La legisladora también pidió que se investigue a otras autoridades de la época, como el entonces director de la Agencia Nacional de Hidrocarburos (ANH) y expresidentes de YPFB, señalando que “todos los que estaban en ese momento tienen que ser responsables y tienen que ir detrás de rejas”.
Crisis del dólar y repuestos
En sus declaraciones, Gutiérrez vinculó la coyuntura energética con la crisis cambiaria que golpea al transporte. “El dólar juega, no va a parar. Hoy día puede ser otro precio y mañana otro”, dijo, relatando que incluso su propio vehículo permanece en taller por el alto costo de repuestos. “El motor cuesta casi lo mismo que comprar un auto”, lamentó.
La senadora acusó al presidente de no dar soluciones y de “mentir a la gente humilde”, mientras los transportistas esperan medidas de fondo. “La gasolina basura que ha llegado ha dañado los autos, los repuestos están subiendo y las bases están tristes”, expresó, exhortando a los dirigentes a “no dejarse comprar” y a informar con transparencia a sus afiliados.
Reclamo al Ejecutivo
Gutiérrez pidió al Gobierno que actúe para frenar la escalada del dólar y atender las demandas del sector transporte. “Él dijo más antes que el dólar no iba a subir, pero para mí debería bajar nomás. Hay dinero para bonos y salarios, pero para otros no hay”, cuestionó, instando a que se priorice a la población afectada.
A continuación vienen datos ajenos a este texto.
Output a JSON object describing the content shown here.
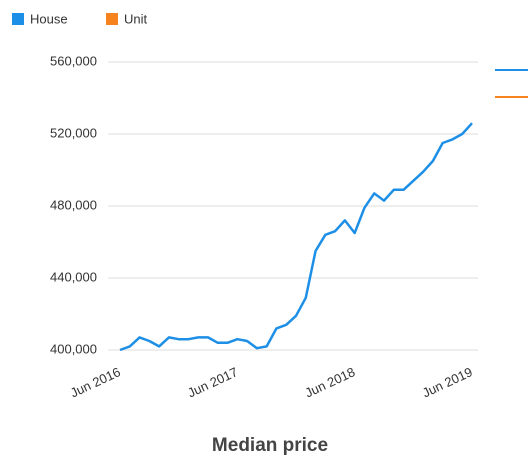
{
  "chart_data": {
    "type": "line",
    "title": "Median price",
    "categories": [
      "Jun 2016",
      null,
      null,
      null,
      null,
      null,
      null,
      null,
      null,
      null,
      null,
      null,
      "Jun 2017",
      null,
      null,
      null,
      null,
      null,
      null,
      null,
      null,
      null,
      null,
      null,
      "Jun 2018",
      null,
      null,
      null,
      null,
      null,
      null,
      null,
      null,
      null,
      null,
      null,
      "Jun 2019"
    ],
    "series": [
      {
        "name": "House",
        "color": "#1e8fe6",
        "values": [
          400000,
          402000,
          407000,
          405000,
          402000,
          407000,
          406000,
          406000,
          407000,
          407000,
          404000,
          404000,
          406000,
          405000,
          401000,
          402000,
          412000,
          414000,
          419000,
          429000,
          455000,
          464000,
          466000,
          472000,
          465000,
          479000,
          487000,
          483000,
          489000,
          489000,
          494000,
          499000,
          505000,
          515000,
          517000,
          520000,
          526000
        ]
      },
      {
        "name": "Unit",
        "color": "#f7831e",
        "values": [
          null,
          null,
          null,
          null,
          null,
          null,
          null,
          null,
          null,
          null,
          null,
          null,
          null,
          null,
          null,
          null,
          null,
          null,
          null,
          null,
          null,
          null,
          null,
          null,
          null,
          null,
          null,
          null,
          null,
          null,
          null,
          null,
          null,
          null,
          null,
          null,
          null
        ]
      }
    ],
    "ylim": [
      400000,
      560000
    ],
    "yticks": [
      {
        "value": 400000,
        "label": "400,000"
      },
      {
        "value": 440000,
        "label": "440,000"
      },
      {
        "value": 480000,
        "label": "480,000"
      },
      {
        "value": 520000,
        "label": "520,000"
      },
      {
        "value": 560000,
        "label": "560,000"
      }
    ],
    "grid": true
  }
}
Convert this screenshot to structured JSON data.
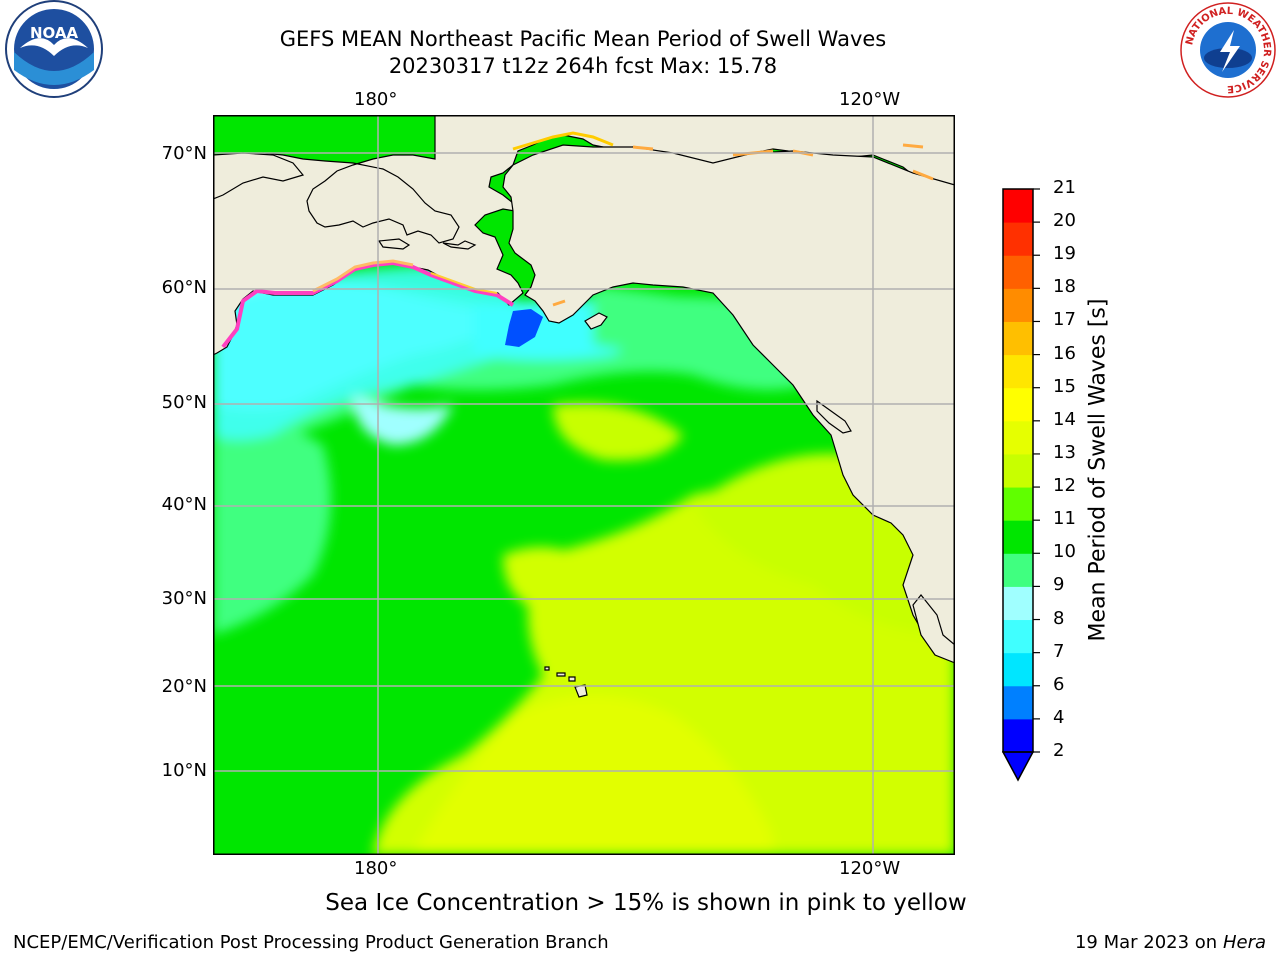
{
  "header": {
    "title_line1": "GEFS MEAN Northeast Pacific Mean Period of Swell Waves",
    "title_line2": "20230317 t12z 264h fcst   Max: 15.78"
  },
  "map": {
    "lon_ticks_top": [
      "180°",
      "120°W"
    ],
    "lon_ticks_bottom": [
      "180°",
      "120°W"
    ],
    "lat_ticks": [
      "70°N",
      "60°N",
      "50°N",
      "40°N",
      "30°N",
      "20°N",
      "10°N"
    ]
  },
  "colorbar": {
    "label": "Mean Period of Swell Waves [s]",
    "ticks": [
      "2",
      "4",
      "6",
      "7",
      "8",
      "9",
      "10",
      "11",
      "12",
      "13",
      "14",
      "15",
      "16",
      "17",
      "18",
      "19",
      "20",
      "21"
    ],
    "colors": [
      "#0000ff",
      "#0080ff",
      "#00e6ff",
      "#40ffff",
      "#a0ffff",
      "#40ff80",
      "#00e600",
      "#60ff00",
      "#c8ff00",
      "#e6ff00",
      "#ffff00",
      "#ffe600",
      "#ffbf00",
      "#ff8c00",
      "#ff6000",
      "#ff3000",
      "#ff0000"
    ],
    "extend_color": "#0000ff"
  },
  "footer": {
    "note": "Sea Ice Concentration > 15% is shown in pink to yellow",
    "credit": "NCEP/EMC/Verification Post Processing Product Generation Branch",
    "date": "19 Mar 2023 on",
    "date_host": "Hera"
  },
  "logos": {
    "noaa_text": "NOAA",
    "nws_text": "NATIONAL WEATHER SERVICE"
  },
  "colors": {
    "land": "#efeddc",
    "ocean_green": "#00e600",
    "ocean_yellow": "#d2ff00",
    "ocean_cyan": "#40ffff",
    "grid": "#b0b0b0"
  }
}
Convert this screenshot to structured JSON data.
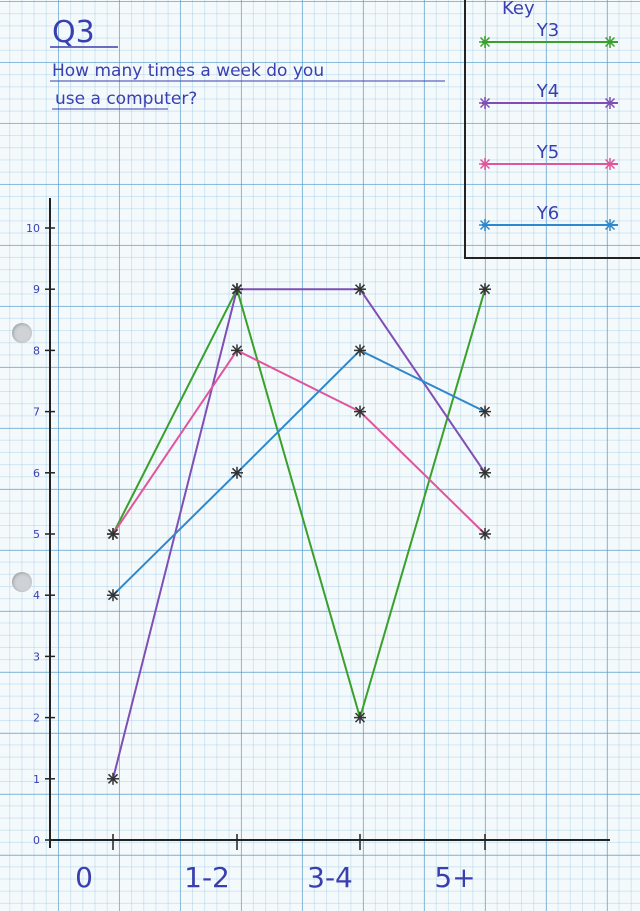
{
  "chart_data": {
    "type": "line",
    "title": "Q3",
    "subtitle": "How many times a week do you use a computer?",
    "categories": [
      "0",
      "1-2",
      "3-4",
      "5+"
    ],
    "ylim": [
      0,
      10
    ],
    "yticks": [
      "0",
      "1",
      "2",
      "3",
      "4",
      "5",
      "6",
      "7",
      "8",
      "9",
      "10"
    ],
    "grid": true,
    "legend_title": "Key",
    "legend_position": "top-right",
    "series": [
      {
        "name": "Y3",
        "values": [
          5,
          9,
          2,
          9
        ],
        "color": "#3aa02c"
      },
      {
        "name": "Y4",
        "values": [
          1,
          9,
          9,
          6
        ],
        "color": "#7f4fb5"
      },
      {
        "name": "Y5",
        "values": [
          5,
          8,
          7,
          5
        ],
        "color": "#e0559c"
      },
      {
        "name": "Y6",
        "values": [
          4,
          6,
          8,
          7
        ],
        "color": "#2f88cc"
      }
    ]
  }
}
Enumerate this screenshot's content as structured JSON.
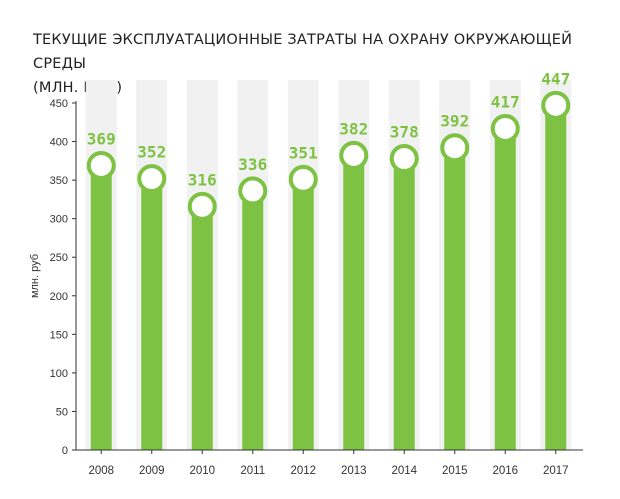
{
  "chart_data": {
    "type": "bar",
    "title_lines": [
      "ТЕКУЩИЕ ЭКСПЛУАТАЦИОННЫЕ ЗАТРАТЫ НА ОХРАНУ ОКРУЖАЮЩЕЙ СРЕДЫ",
      "(МЛН. РУБ.)"
    ],
    "ylabel": "млн. руб",
    "xlabel": "",
    "categories": [
      "2008",
      "2009",
      "2010",
      "2011",
      "2012",
      "2013",
      "2014",
      "2015",
      "2016",
      "2017"
    ],
    "values": [
      369,
      352,
      316,
      336,
      351,
      382,
      378,
      392,
      417,
      447
    ],
    "data_labels": [
      "369",
      "352",
      "316",
      "336",
      "351",
      "382",
      "378",
      "392",
      "417",
      "447"
    ],
    "ylim": [
      0,
      450
    ],
    "yticks": [
      0,
      50,
      100,
      150,
      200,
      250,
      300,
      350,
      400,
      450
    ],
    "grid": false,
    "background_columns": true,
    "colors": {
      "bar": "#7dc242",
      "label": "#7dc242",
      "column_background": "#f1f1f1",
      "marker_fill": "#ffffff",
      "axis": "#333333"
    }
  }
}
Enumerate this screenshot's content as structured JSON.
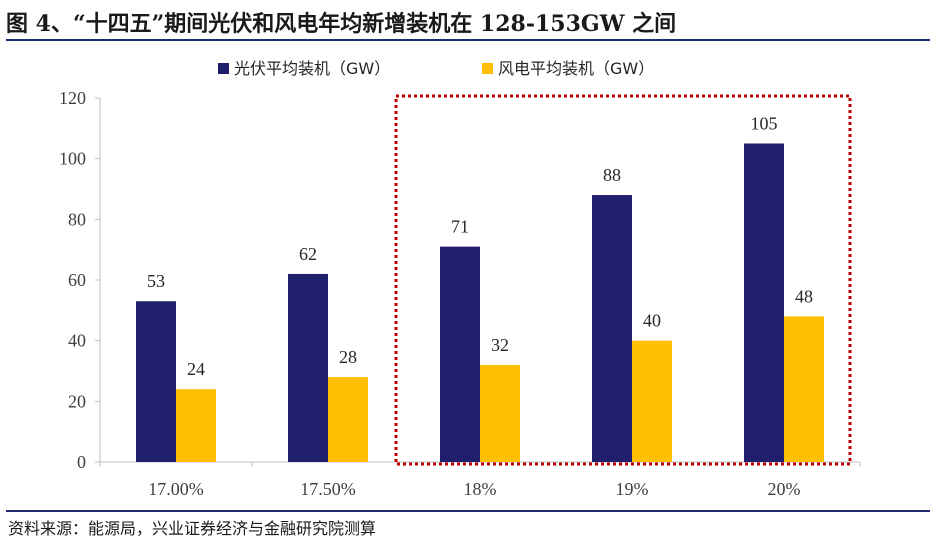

La crisis del combustible y el tipo de cambio se han convertido en ejes de tensión social en Bolivia, con transportistas que evalúan medidas más drásticas una vez concluya el estado de excepción. En este escenario, las declaraciones de la senadora reflejan el malestar creciente en las bases y la presión política sobre el Ejecutivo.